11 Schol. Hor. Carm. I 33, 10 = Met. I 366 ; Schol. Hor. Carm. III 10, 14 = Ars I 729 ; Schol. Hor. Carm. saec. 63 = Met. I 521 ; Schol. Hor. Epod. 13, 16 = Epist. 9, 14 ; Schol. Hor. Epod. 16, 32 = Met. II 716 ; Schol. Hor. Sat. I 1, 110 = Ars I 349-350. Nell’indice dell’edizione di Keller 1967 (ristampa anastatica dell’edizione del 1902 degli scolî alle Odi e agli Epodi e di quella del 1904 degli scolî alle Satire e alle Epistole) non sono riportati né Ars I 729 né Met. II 716 ed è segnalato un luogo da attribuire ad un VI libro dei Tristia a proposito di Schol. Hor. Carm. III 4, 59 : Hinc matrona Ivno Ouidius (Trist. VI33) : Summi matrona Tonantis. Si tratta in realtà di Silio Italico, Pun. 8, 219.
12 Porph. Hor. Carm. III 4, 29 = Met. I 15 ; Porph. Hor. Carm. I 1, 110 = Ars I 350. Il terzo luogo riportato nell’indice dell’edizione di Holder 1967 non contiene una citazione testuale. Porph. Hor. Carm. II 5, 20 : cnidivsve gvges qvem si pvellarvm De huius pueri pulchritudine etiam Ouidius locutus est.
13 Cfr. G. Cavallo 1997. Le prime sequenze testuali delle Metamorfosi in età medievale compaiono in miscellanee scolastiche ; si tratta in particolare del celebre ms.

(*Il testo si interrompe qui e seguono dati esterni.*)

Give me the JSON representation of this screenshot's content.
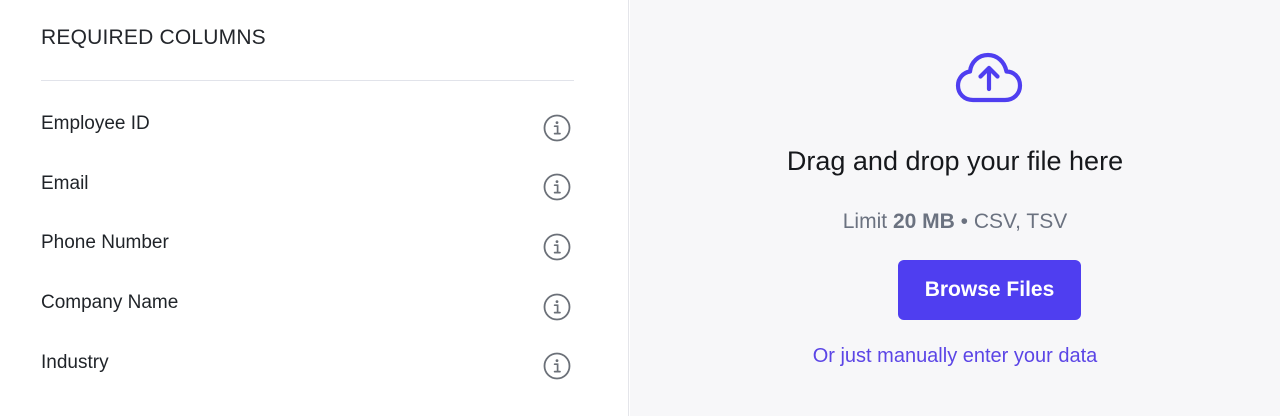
{
  "required_columns": {
    "heading": "REQUIRED COLUMNS",
    "items": [
      {
        "label": "Employee ID",
        "icon": "info-icon"
      },
      {
        "label": "Email",
        "icon": "info-icon"
      },
      {
        "label": "Phone Number",
        "icon": "info-icon"
      },
      {
        "label": "Company Name",
        "icon": "info-icon"
      },
      {
        "label": "Industry",
        "icon": "info-icon"
      }
    ]
  },
  "upload": {
    "icon": "cloud-upload-icon",
    "title": "Drag and drop your file here",
    "limit_prefix": "Limit",
    "limit_size": "20 MB",
    "limit_separator": "•",
    "limit_formats": "CSV, TSV",
    "browse_label": "Browse Files",
    "manual_link": "Or just manually enter your data"
  },
  "colors": {
    "accent": "#4f3ef0",
    "link": "#5b45e6",
    "panel_background": "#f7f7f9",
    "muted_text": "#6b7280",
    "icon_gray": "#6b7078"
  }
}
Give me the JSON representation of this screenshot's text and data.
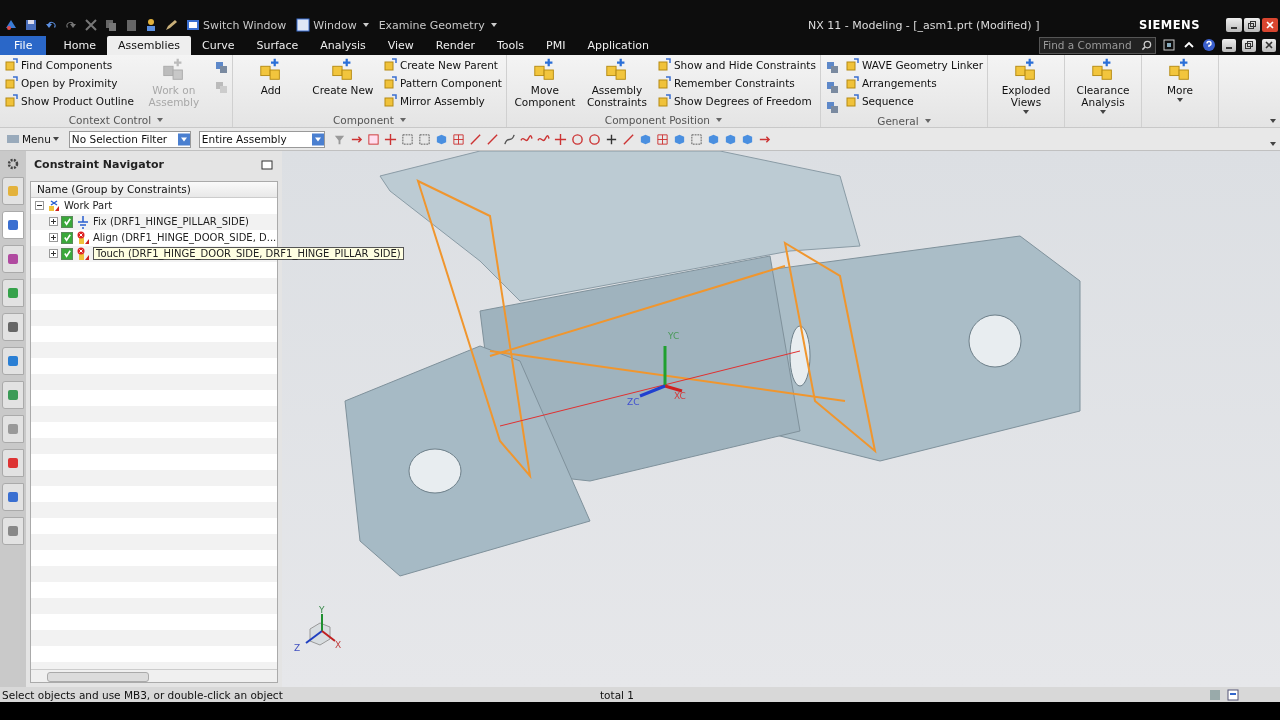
{
  "title_bar": {
    "quick_access": [
      "Switch Window",
      "Window",
      "Examine Geometry"
    ],
    "title": "NX 11 - Modeling - [_asm1.prt (Modified) ]",
    "brand": "SIEMENS"
  },
  "tabs": [
    {
      "label": "File",
      "selected": false,
      "kind": "file"
    },
    {
      "label": "Home",
      "selected": false,
      "kind": "tab"
    },
    {
      "label": "Assemblies",
      "selected": true,
      "kind": "tab"
    },
    {
      "label": "Curve",
      "selected": false,
      "kind": "tab"
    },
    {
      "label": "Surface",
      "selected": false,
      "kind": "tab"
    },
    {
      "label": "Analysis",
      "selected": false,
      "kind": "tab"
    },
    {
      "label": "View",
      "selected": false,
      "kind": "tab"
    },
    {
      "label": "Render",
      "selected": false,
      "kind": "tab"
    },
    {
      "label": "Tools",
      "selected": false,
      "kind": "tab"
    },
    {
      "label": "PMI",
      "selected": false,
      "kind": "tab"
    },
    {
      "label": "Application",
      "selected": false,
      "kind": "tab"
    }
  ],
  "command_search": {
    "placeholder": "Find a Command"
  },
  "ribbon": [
    {
      "label": "Context Control",
      "columns": [
        {
          "kind": "small",
          "items": [
            {
              "label": "Find Components",
              "disabled": false
            },
            {
              "label": "Open by Proximity",
              "disabled": false
            },
            {
              "label": "Show Product Outline",
              "disabled": false
            }
          ]
        },
        {
          "kind": "large",
          "items": [
            {
              "label": "Work on Assembly",
              "disabled": true,
              "dropdown": false
            }
          ]
        },
        {
          "kind": "icons",
          "items": [
            {
              "disabled": false
            },
            {
              "disabled": true
            }
          ]
        }
      ]
    },
    {
      "label": "Component",
      "columns": [
        {
          "kind": "large",
          "items": [
            {
              "label": "Add",
              "disabled": false,
              "dropdown": false
            },
            {
              "label": "Create New",
              "disabled": false,
              "dropdown": false
            }
          ]
        },
        {
          "kind": "small",
          "items": [
            {
              "label": "Create New Parent",
              "disabled": false
            },
            {
              "label": "Pattern Component",
              "disabled": false
            },
            {
              "label": "Mirror Assembly",
              "disabled": false
            }
          ]
        }
      ]
    },
    {
      "label": "Component Position",
      "columns": [
        {
          "kind": "large",
          "items": [
            {
              "label": "Move Component",
              "disabled": false,
              "dropdown": false
            },
            {
              "label": "Assembly Constraints",
              "disabled": false,
              "dropdown": false
            }
          ]
        },
        {
          "kind": "small",
          "items": [
            {
              "label": "Show and Hide Constraints",
              "disabled": false
            },
            {
              "label": "Remember Constraints",
              "disabled": false
            },
            {
              "label": "Show Degrees of Freedom",
              "disabled": false
            }
          ]
        }
      ]
    },
    {
      "label": "General",
      "columns": [
        {
          "kind": "icons",
          "items": [
            {
              "disabled": false
            },
            {
              "disabled": false
            },
            {
              "disabled": false
            }
          ]
        },
        {
          "kind": "small",
          "items": [
            {
              "label": "WAVE Geometry Linker",
              "disabled": false
            },
            {
              "label": "Arrangements",
              "disabled": false
            },
            {
              "label": "Sequence",
              "disabled": false
            }
          ]
        }
      ]
    },
    {
      "columns": [
        {
          "kind": "large",
          "items": [
            {
              "label": "Exploded Views",
              "disabled": false,
              "dropdown": true
            }
          ]
        }
      ]
    },
    {
      "columns": [
        {
          "kind": "large",
          "items": [
            {
              "label": "Clearance Analysis",
              "disabled": false,
              "dropdown": true
            }
          ]
        }
      ]
    },
    {
      "columns": [
        {
          "kind": "large",
          "items": [
            {
              "label": "More",
              "disabled": false,
              "dropdown": true
            }
          ]
        }
      ]
    }
  ],
  "toolbar": {
    "menu": "Menu",
    "selection_filter": "No Selection Filter",
    "scope": "Entire Assembly"
  },
  "resource_bar": [
    {
      "selected": false
    },
    {
      "selected": true
    },
    {
      "selected": false
    },
    {
      "selected": false
    },
    {
      "selected": false
    },
    {
      "selected": false
    },
    {
      "selected": false
    },
    {
      "selected": false
    },
    {
      "selected": false
    },
    {
      "selected": false
    },
    {
      "selected": false
    }
  ],
  "navigator": {
    "title": "Constraint Navigator",
    "column": "Name (Group by Constraints)",
    "tree": [
      {
        "label": "Work Part",
        "expanded": true,
        "children": [
          {
            "label": "Fix (DRF1_HINGE_PILLAR_SIDE)",
            "checked": true,
            "expanded": false,
            "hovered": false,
            "kind": "fix"
          },
          {
            "label": "Align (DRF1_HINGE_DOOR_SIDE, D...",
            "checked": true,
            "expanded": false,
            "hovered": false,
            "kind": "conflict"
          },
          {
            "label": "Touch (DRF1_HINGE_DOOR_SIDE, DRF1_HINGE_PILLAR_SIDE)",
            "checked": true,
            "expanded": false,
            "hovered": true,
            "kind": "conflict"
          }
        ]
      }
    ]
  },
  "viewport": {
    "axis_labels": [
      "YC",
      "XC",
      "ZC"
    ],
    "triad_labels": [
      "Y",
      "Z",
      "X"
    ]
  },
  "status_bar": {
    "prompt": "Select objects and use MB3, or double-click an object",
    "selection": "total 1"
  }
}
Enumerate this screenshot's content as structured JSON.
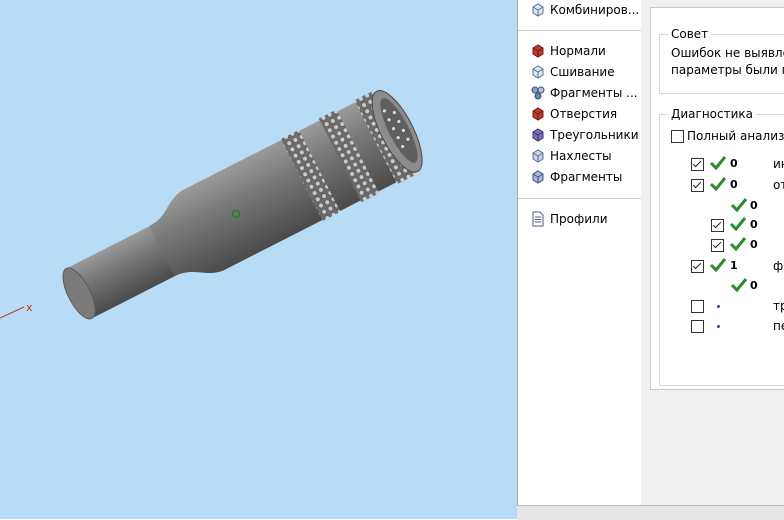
{
  "sidebar": {
    "top_item": "Комбиниров...",
    "items": [
      {
        "label": "Нормали",
        "icon": "normals-icon"
      },
      {
        "label": "Сшивание",
        "icon": "stitching-icon"
      },
      {
        "label": "Фрагменты ...",
        "icon": "fragments-settings-icon"
      },
      {
        "label": "Отверстия",
        "icon": "holes-icon"
      },
      {
        "label": "Треугольники",
        "icon": "triangles-icon"
      },
      {
        "label": "Нахлесты",
        "icon": "overlaps-icon"
      },
      {
        "label": "Фрагменты",
        "icon": "fragments-icon"
      }
    ],
    "bottom_item": "Профили"
  },
  "viewport": {
    "axis_label": "x"
  },
  "advice": {
    "title": "Совет",
    "line1": "Ошибок не выявлено",
    "line2": "параметры были про"
  },
  "diagnostics": {
    "title": "Диагностика",
    "full_analysis_label": "Полный анализ",
    "rows": [
      {
        "value": "0",
        "label": "ин"
      },
      {
        "value": "0",
        "label": "от"
      },
      {
        "value": "0",
        "label": ""
      },
      {
        "value": "0",
        "label": ""
      },
      {
        "value": "0",
        "label": ""
      },
      {
        "value": "1",
        "label": "ф"
      },
      {
        "value": "0",
        "label": ""
      },
      {
        "value": "",
        "label": "тр"
      },
      {
        "value": "",
        "label": "пе"
      }
    ]
  }
}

Bernensis 363, contenente testi di poesia – non solo Ovidio, di cui sono riportati versi dai primi tre libri delle Metamorfosi, ma anche Orazio – e testi a carattere retorico : il commento di Servio a Virgilio, il De dialectica e De rhetorica di Agostino, l’Historia ecclesiastica di Beda, l’Ars rhetorica di Fortunaziano, a testimonianza di un utilizzo didattico dei testi dei poeti. Sul manoscritto citato si veda S. Gavinelli 1983.

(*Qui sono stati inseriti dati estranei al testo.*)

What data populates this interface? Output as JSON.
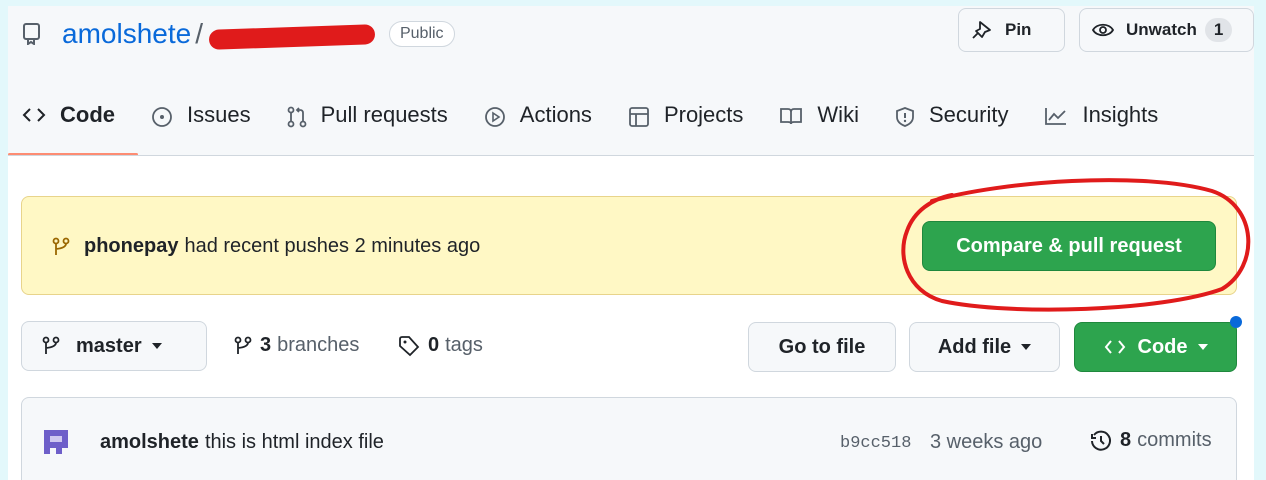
{
  "repo": {
    "owner": "amolshete",
    "separator": "/",
    "visibility": "Public"
  },
  "header_buttons": {
    "pin": "Pin",
    "unwatch": "Unwatch",
    "watch_count": "1"
  },
  "tabs": [
    {
      "label": "Code",
      "icon": "code-icon",
      "selected": true
    },
    {
      "label": "Issues",
      "icon": "issue-icon"
    },
    {
      "label": "Pull requests",
      "icon": "pull-request-icon"
    },
    {
      "label": "Actions",
      "icon": "play-icon"
    },
    {
      "label": "Projects",
      "icon": "table-icon"
    },
    {
      "label": "Wiki",
      "icon": "book-icon"
    },
    {
      "label": "Security",
      "icon": "shield-icon"
    },
    {
      "label": "Insights",
      "icon": "graph-icon"
    }
  ],
  "banner": {
    "branch": "phonepay",
    "text": "had recent pushes 2 minutes ago",
    "button": "Compare & pull request"
  },
  "branch_bar": {
    "branch": "master",
    "branches_count": "3",
    "branches_label": "branches",
    "tags_count": "0",
    "tags_label": "tags",
    "go_to_file": "Go to file",
    "add_file": "Add file",
    "code": "Code"
  },
  "commit": {
    "author": "amolshete",
    "message": "this is html index file",
    "sha": "b9cc518",
    "time": "3 weeks ago",
    "commit_count": "8",
    "commits_label": "commits"
  },
  "colors": {
    "accent_green": "#2da44e",
    "link_blue": "#0969da",
    "banner_yellow": "#fff8c5",
    "annotation_red": "#e01b1b",
    "tab_underline": "#fd8c73"
  }
}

Si consideri inoltre che le Narrationes Fabularum Ouidianarum attribuite a Lattanzio Placido contengono un’unica citazione testuale di Ovidio e che dovevano pertanto costituire un modesto « strumento di rapida informazione » (M. De Nonno 1993, p. 614) a carattere mitografico. Per la problematica attribuzione dell’opera cfr. H. Magnus 1914.
14 Schol. Stat. 1997, p. 368.
15 Servius 1961a, vol. II, p. 192-193.
16 La lezione fulminis, riportata in apparato nell’edizione Thilo-Hagen da cui cito, è presente in F (Parisinus Lat. 7929) che, insieme al Bernensis 172, restituisce il cod. Floriacensis di Pierre Daniel. G. Ramires (Servius 2003, p. 112) la ritiene variante adiafora di fulminum e la riporta in posizione interlineare e in corpo più piccolo, secondo il criterio grafico adottato nella sua edizione.

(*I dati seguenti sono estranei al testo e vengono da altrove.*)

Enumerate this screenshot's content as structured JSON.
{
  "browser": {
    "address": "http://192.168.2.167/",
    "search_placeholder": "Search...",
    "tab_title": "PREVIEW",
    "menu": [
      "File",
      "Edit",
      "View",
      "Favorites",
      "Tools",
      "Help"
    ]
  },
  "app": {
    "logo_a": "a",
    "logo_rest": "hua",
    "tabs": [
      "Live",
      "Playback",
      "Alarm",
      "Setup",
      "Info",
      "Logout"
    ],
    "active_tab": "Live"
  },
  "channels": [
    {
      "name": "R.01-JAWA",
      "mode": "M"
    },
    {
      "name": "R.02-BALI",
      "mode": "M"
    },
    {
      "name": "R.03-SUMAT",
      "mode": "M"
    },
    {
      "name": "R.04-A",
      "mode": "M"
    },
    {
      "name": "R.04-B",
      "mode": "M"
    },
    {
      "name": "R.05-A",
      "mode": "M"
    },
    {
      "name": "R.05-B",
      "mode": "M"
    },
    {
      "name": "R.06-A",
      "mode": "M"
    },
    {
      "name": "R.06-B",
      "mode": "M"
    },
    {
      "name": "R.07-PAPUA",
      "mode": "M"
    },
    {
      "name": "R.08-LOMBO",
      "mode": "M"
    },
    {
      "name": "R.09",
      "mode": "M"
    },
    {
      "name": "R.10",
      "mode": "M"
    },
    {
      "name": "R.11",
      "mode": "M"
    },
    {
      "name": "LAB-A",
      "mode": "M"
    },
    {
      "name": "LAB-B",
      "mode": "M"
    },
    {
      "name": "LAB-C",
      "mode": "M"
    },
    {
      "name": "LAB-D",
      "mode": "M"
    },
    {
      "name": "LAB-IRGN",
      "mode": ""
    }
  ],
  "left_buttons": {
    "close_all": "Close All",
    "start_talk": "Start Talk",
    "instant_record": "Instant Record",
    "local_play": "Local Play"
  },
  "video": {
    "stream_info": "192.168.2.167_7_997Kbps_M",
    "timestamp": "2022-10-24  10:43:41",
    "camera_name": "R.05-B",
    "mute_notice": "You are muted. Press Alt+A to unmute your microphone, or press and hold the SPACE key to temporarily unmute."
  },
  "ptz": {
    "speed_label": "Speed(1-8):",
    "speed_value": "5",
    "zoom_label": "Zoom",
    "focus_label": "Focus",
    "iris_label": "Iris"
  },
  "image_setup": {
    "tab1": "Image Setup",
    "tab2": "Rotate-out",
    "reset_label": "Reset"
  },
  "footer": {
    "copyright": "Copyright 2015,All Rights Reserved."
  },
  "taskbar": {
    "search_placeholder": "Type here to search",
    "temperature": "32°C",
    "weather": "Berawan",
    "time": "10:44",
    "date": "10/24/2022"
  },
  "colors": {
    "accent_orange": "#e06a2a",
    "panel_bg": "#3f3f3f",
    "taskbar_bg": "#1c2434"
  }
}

17 Non sembrano esservi le medesime affinità linguistiche nel testo di Igino a proposito di Esculapio : Aescvlapivs Apollinis filius Glauco Minois filio uitam reddidisse, siue Hippolyto, dicitur, quem lupiter ob id fulmine percussit. Apollo, quod Ioui nocere non potuit, eos, qui fulmina fecerunt, id est, Cyclopes, interfecit. Quod ob factum Apollo datus est in seruitutem Admeto regi Thessaliae (Hyg. Fab. 49 in Mythographi Latini 1681, p. 97).
18 G. Brugnoli 1988b, p. 21, ritiene « La Vulgata staziana […] assegnata, nel nucleo più basso della sua stratificazione, alla fine del V secolo o al principio del VI, ma comunque posteriore al commento virgiliano di Servio ». Non tutti gli studiosi concordano perè sull’anteriorità di Servio : si veda per tutti P. Van de Woestijne 1950. Sempre fondamentale, soprattutto nell’ottica del rapporto Lattanzio-Servio e di una dipendenza di entrambi da una fonte comune (Servius auctus ?), è G. Funaioli 1930.